Capcom's Mega Man Legacy Collection hits (again) today, finally looping both 3DS fans and digital-purchase-averse Xbox and Sony loyalists into the wonders of the landmark 8-bit game series.
Despite some minor visual glitches that have inspired some vehement criticism online, MMLC as a collection (as our resident Mega Man expert Nadia has declared) absolutely shames the more expansive but horribly made Mega Man Anniversary Collection from the PS2 era, especially for Nintendo fans. It also makes for much less of an eyesore than the 3DS Virtual Console versions of the Mega Man hexology, which suffer from the dark and smeary graphics that afflict NES Virtual Console on both Wii U and 3DS.
For my money, though, the version of MMLC to play isn't the 3DS release but rather PlayStation 4, despite some intermittent audio issues some players have experienced. This is entirely down to the horrible placement of the 3DS's D-pad, which sits at an awkward spot and makes my left hand cramp up in a matter of minutes for an intense action game like Mega Man. PS4's D-pad still doesn't offer the precision of playing Mega Man on original NES hardware, but it's the least-compromised of any option for playing these six games that doesn't involve shelling out about $1000 for modded equipments and crazy-expensive cartridges. Plus, on PS4, I can jump over to Ninja Senki DX when I get tired of yet another run through the Mega Man games. (It happens.)
I've been wanting to play Ninja Senki for a couple of years now, holding out for a console release... and, coincidentally enough, it arrives on PS4 and Vita today, right alongside its inspiration, the original Mega Man games. Ninja Senki's credits offer a "special thanks" mention to "INAFKING," which was long-time series producer Keiji Inafune's 8-bit pseudonym. Not that I've seen Ninja Senki's credits in person just yet; it's a ridiculously difficult game, and after beating my head against it for a few hours today I still haven't seen the credits roll.
For the most part, Ninja Senki comes by its difficulty honestly. It feels a little cheap in a few areas — the bits where you're expected to skip along water are awful thanks to the clumsy control mechanism — but generally speaking it walks that tricky tightrope between fairness and frustration with thoughtful level design and some perfectly placed bad guys whose appearances are calculated to get the best of players for using their platform gaming instincts. Enemies tend to land or attack optimal platform spots, but at the same time Ninja Senki does a nice job of not being impossibly nasty about it — you're going to deal with foes when you make an easy jump, but a super difficult bit of platforming offers a little more leniency with enemy placement. It's rarely easy after the first stage, but it plays like the good kind of NES platformer rather than the crappy hateful ones.
This is by deliberate design: Developer Tribute Games has built layers of challenge into Ninja Senki. If you want a decent challenge, you can play through the game on normal mode and brute force your way to the end. But you can also play on "hardcore" mode, taking an Ironman approach without access to saves or continues. And with either of these difficulty levels, you can aim for three different trophies per stage: One for taking no damage, one for killing every single enemy in the stage, and one for collecting every coin.
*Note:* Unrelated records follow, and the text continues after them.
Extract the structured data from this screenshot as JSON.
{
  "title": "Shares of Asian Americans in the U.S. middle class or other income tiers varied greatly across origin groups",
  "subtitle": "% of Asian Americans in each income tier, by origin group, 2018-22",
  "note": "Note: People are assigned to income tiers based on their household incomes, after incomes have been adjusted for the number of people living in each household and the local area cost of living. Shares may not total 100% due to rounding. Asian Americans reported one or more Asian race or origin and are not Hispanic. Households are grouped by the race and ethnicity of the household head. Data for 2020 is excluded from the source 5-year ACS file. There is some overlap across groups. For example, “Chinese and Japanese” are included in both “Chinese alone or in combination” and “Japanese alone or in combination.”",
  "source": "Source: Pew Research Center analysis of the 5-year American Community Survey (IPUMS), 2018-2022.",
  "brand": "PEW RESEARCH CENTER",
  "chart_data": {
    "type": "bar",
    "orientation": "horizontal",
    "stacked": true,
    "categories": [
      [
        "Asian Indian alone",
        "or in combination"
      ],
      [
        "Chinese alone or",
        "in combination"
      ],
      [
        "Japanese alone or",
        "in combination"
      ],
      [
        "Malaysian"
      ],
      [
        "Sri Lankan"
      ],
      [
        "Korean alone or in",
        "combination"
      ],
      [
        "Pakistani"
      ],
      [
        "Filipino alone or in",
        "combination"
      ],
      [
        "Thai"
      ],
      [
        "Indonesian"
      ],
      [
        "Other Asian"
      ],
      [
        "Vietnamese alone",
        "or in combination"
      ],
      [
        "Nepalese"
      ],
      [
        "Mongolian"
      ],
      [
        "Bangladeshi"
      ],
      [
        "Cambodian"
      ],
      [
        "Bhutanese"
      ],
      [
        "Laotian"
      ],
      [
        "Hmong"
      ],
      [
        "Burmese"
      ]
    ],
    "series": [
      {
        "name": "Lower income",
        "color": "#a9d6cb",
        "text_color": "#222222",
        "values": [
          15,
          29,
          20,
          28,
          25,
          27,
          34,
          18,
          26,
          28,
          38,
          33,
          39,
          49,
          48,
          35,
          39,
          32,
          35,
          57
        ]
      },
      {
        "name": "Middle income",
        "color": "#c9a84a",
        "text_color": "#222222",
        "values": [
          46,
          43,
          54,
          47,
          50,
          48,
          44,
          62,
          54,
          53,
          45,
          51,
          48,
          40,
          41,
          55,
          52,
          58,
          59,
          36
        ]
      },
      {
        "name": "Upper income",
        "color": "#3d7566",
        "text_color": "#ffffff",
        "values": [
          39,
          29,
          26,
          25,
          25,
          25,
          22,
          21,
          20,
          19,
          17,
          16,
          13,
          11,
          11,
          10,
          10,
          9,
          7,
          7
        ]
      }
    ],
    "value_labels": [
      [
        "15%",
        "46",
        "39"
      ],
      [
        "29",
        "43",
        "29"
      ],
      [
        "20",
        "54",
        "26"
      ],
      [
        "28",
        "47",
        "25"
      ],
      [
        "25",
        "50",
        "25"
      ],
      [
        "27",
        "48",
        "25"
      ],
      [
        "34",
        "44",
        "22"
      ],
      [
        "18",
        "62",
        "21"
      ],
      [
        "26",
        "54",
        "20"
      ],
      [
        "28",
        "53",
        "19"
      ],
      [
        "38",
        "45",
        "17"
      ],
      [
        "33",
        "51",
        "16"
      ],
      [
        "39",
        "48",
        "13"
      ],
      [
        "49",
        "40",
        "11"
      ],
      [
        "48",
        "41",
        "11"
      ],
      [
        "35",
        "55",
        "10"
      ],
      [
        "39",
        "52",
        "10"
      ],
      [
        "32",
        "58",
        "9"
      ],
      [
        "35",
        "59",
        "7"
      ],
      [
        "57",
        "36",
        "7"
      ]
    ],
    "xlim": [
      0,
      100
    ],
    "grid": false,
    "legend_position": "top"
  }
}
The enemy-slaying "assassin" achievement is always the trickiest, because in many cases it forces you to go out of your way to destroy enemies before they can meander off-screen or, worse, plummet to their demise by hopping into a pit. You don't get credit for an enemy that dies from its own stupidity.
The collision detection in particular deserves praise — it plays a huge part in the game's playability. Protagonist Hayate tosses huge shuriken, and their wide hit boxes make firing at enemies while making little half-jumps more challenging than in the Mega Man games, where the hero shot tiny little pellets. It works the other direction, too: At one point I found myself standing on thin bamboo poles as an enemy drifting overhead dropped flames at me. Despite my tiny foothold, I still managed to scoot slightly to the side to let the flame land beside me without taking damage. Little moments like that help set Ninja Senki a notch above your usual 8-bit imitations.
I can't see any scenario in which I have enough free time to ever try to complete a perfect playthrough of Ninja Senki DX, but I'll definitely keep flinging myself at its mercies until I see the credits for myself, at least. It's pretty rare to find a retro-style action game that manages to pose a challenge without being unreasonable about it. Ninja Senki pulls it off thanks to sharp level design and incredibly tight controls (water-skipping excepted). Sure, the game lacks the variety and depth of its inspiration, but when you need a break from Mega Man, you could do much worse than this sharp platformer.